Bloom, et al, (2006) conducted a randomized impact evaluation of the program and found that contracting generally tended to improve outcomes specifically targeted in contracts, with “contracting out” being the more successful of the two models. At the same time, subjective evaluations from patients worsened considerably. The authors attribute this worsening to substantial reductions in treatments such as glucose drips that are popular among patients. After 2003 contracting was expanded to more Operational Districts.

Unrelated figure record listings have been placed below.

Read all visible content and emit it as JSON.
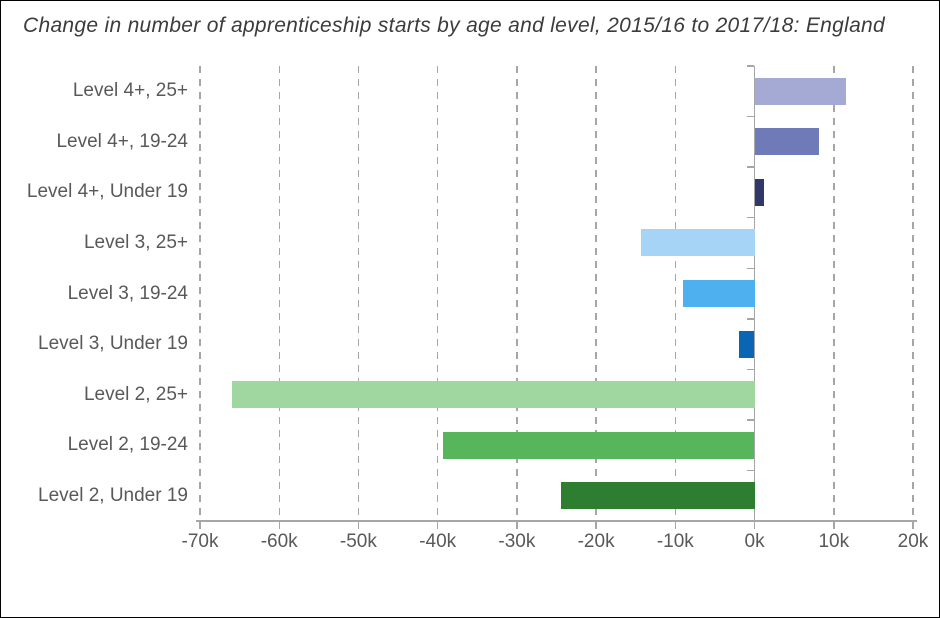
{
  "chart_data": {
    "type": "bar",
    "orientation": "horizontal",
    "title": "Change in number of apprenticeship starts by age and level, 2015/16 to 2017/18: England",
    "categories": [
      "Level 4+, 25+",
      "Level 4+, 19-24",
      "Level 4+, Under 19",
      "Level 3, 25+",
      "Level 3, 19-24",
      "Level 3, Under 19",
      "Level 2, 25+",
      "Level 2, 19-24",
      "Level 2, Under 19"
    ],
    "values_thousands": [
      11.5,
      8.1,
      1.2,
      -14.3,
      -9.0,
      -2.0,
      -66.0,
      -39.3,
      -24.5
    ],
    "bar_colors": [
      "#a5aad4",
      "#6f7ab8",
      "#313867",
      "#a6d4f7",
      "#4fb0f0",
      "#0a66b4",
      "#a0d6a0",
      "#57b65c",
      "#2e7d31"
    ],
    "xlim_thousands": [
      -70,
      20
    ],
    "x_ticks_thousands": [
      -70,
      -60,
      -50,
      -40,
      -30,
      -20,
      -10,
      0,
      10,
      20
    ],
    "x_tick_labels": [
      "-70k",
      "-60k",
      "-50k",
      "-40k",
      "-30k",
      "-20k",
      "-10k",
      "0k",
      "10k",
      "20k"
    ],
    "xlabel": "",
    "ylabel": "",
    "legend": "none",
    "grid": "vertical dashed gridlines at every tick except zero; solid zero baseline with category tick marks"
  },
  "colors": {
    "background": "#ffffff",
    "frame_border": "#000000",
    "axis": "#a6a6a6",
    "tick_label": "#595959",
    "title": "#3c3c3c"
  }
}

In addition to its effects on quality, contracting has implications for health financing because it changes the structure of financial management within operational districts. Bloom, et al. (2006) found that contracting out increased public health funding and decreased individuals’ out-of-pocket spending on curative (non-preventive) care. The net effect of contracting out on total healthcare spending was neutral or slightly negative.
1.10 Health Equity Funds
Health Equity Funds (HEFs) are programs (usually sponsored by international donors) that provide free or nearly-free insurance to the poor. Unlike user-fee exemption system, in which hospitals were responsible for covering costs of exempt patients, and much like health insurance, Equity Funds typically pay facilities directly for services provided to their members. Participation in a HEF is usually free, and health care services are paid in full by the Equity Fund, though some funds require a small co-payment. HEFs choose members based on need, with each fund using its own selection criteria. The emerging norm in choosing HEF members, however, is to conduct a simple baseline wealth survey to identify the poor (a process commonly referred to as “pre-identification” in Cambodia) and then post the list of proposed Equity Fund members in the village for the community to review and amend as they see fit.

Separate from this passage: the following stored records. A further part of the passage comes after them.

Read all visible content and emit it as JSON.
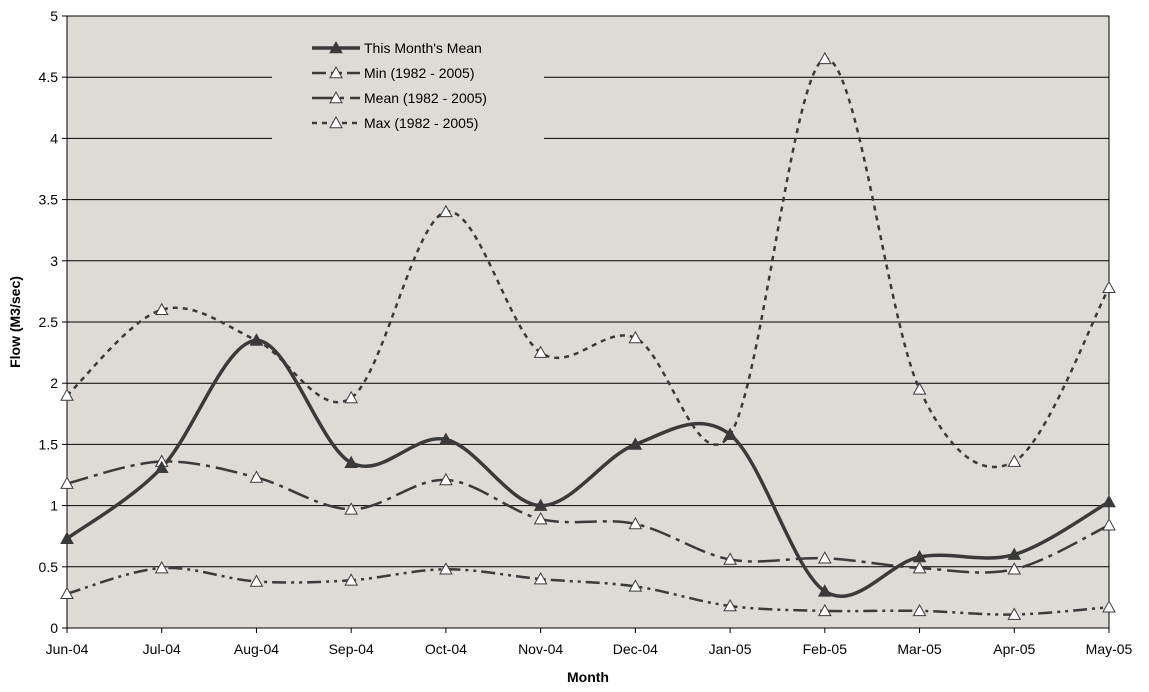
{
  "chart_data": {
    "type": "line",
    "title": "",
    "xlabel": "Month",
    "ylabel": "Flow (M3/sec)",
    "ylim": [
      0,
      5
    ],
    "yticks": [
      "0",
      "0.5",
      "1",
      "1.5",
      "2",
      "2.5",
      "3",
      "3.5",
      "4",
      "4.5",
      "5"
    ],
    "categories": [
      "Jun-04",
      "Jul-04",
      "Aug-04",
      "Sep-04",
      "Oct-04",
      "Nov-04",
      "Dec-04",
      "Jan-05",
      "Feb-05",
      "Mar-05",
      "Apr-05",
      "May-05"
    ],
    "grid": "horizontal",
    "legend_position": "top-center",
    "plot_background": "#DEDAD6",
    "series": [
      {
        "name": "This Month's Mean",
        "style": "solid-thick",
        "marker": "filled-triangle",
        "color": "#3a3a3a",
        "values": [
          0.73,
          1.31,
          2.35,
          1.35,
          1.54,
          1.0,
          1.5,
          1.58,
          0.3,
          0.58,
          0.6,
          1.03
        ]
      },
      {
        "name": "Min (1982 - 2005)",
        "style": "dash-dot-dot",
        "marker": "open-triangle",
        "color": "#3a3a3a",
        "values": [
          0.28,
          0.49,
          0.38,
          0.39,
          0.48,
          0.4,
          0.34,
          0.18,
          0.14,
          0.14,
          0.11,
          0.17
        ]
      },
      {
        "name": "Mean (1982 - 2005)",
        "style": "long-dash-dot",
        "marker": "open-triangle",
        "color": "#3a3a3a",
        "values": [
          1.18,
          1.36,
          1.23,
          0.97,
          1.21,
          0.89,
          0.85,
          0.56,
          0.57,
          0.49,
          0.48,
          0.84
        ]
      },
      {
        "name": "Max (1982 - 2005)",
        "style": "dotted",
        "marker": "open-triangle",
        "color": "#3a3a3a",
        "values": [
          1.9,
          2.6,
          2.35,
          1.88,
          3.4,
          2.25,
          2.37,
          1.58,
          4.65,
          1.95,
          1.36,
          2.78
        ]
      }
    ]
  }
}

Health Equity Funds were first introduced in Cambodia in 2000 by Médecins Sans Frontières to complement a new performance-based financing scheme. The HEF component of the scheme quickly became recognized in its own right as an effective way to ensure that poor people would have access to the public healthcare system (Noirhomme et al, 2007). HEFs have become a popular solution to providing access to health services for the poorest and are quickly replacing the old user-fee exemption system in ODs throughout the country. In late 2006, there were 26 hospital-based HEFs operating in Cambodia (Noirhomme et al, 2007).
1.11 Community-Based Health Insurance (CBHI)
The term CBHI is used interchangeably with the term micro-health insurance (or health micro-insurance). A typical CBHI operates much like a traditional health insurance scheme, except that they are structured to meet the needs of a specific group of customers—usually poorer members of communities, who often receive inadequate health care. Plans are typically cheaper and simpler (e.g. the same premium is charged to all clients, straightforward rules governing what is and is not covered) than standard health insurance plans. Although it is an old concept, CBHI products are relatively new in the developing world. Coverage is still limited but is growing quickly. (Tabor, 2005; Roth, McCord and Liber, 2007) In early 2006, five CBHI schemes were in operation in different parts of Cambodia (four of which were run by GRET), but seven more were being developed (Annear et al, 2006).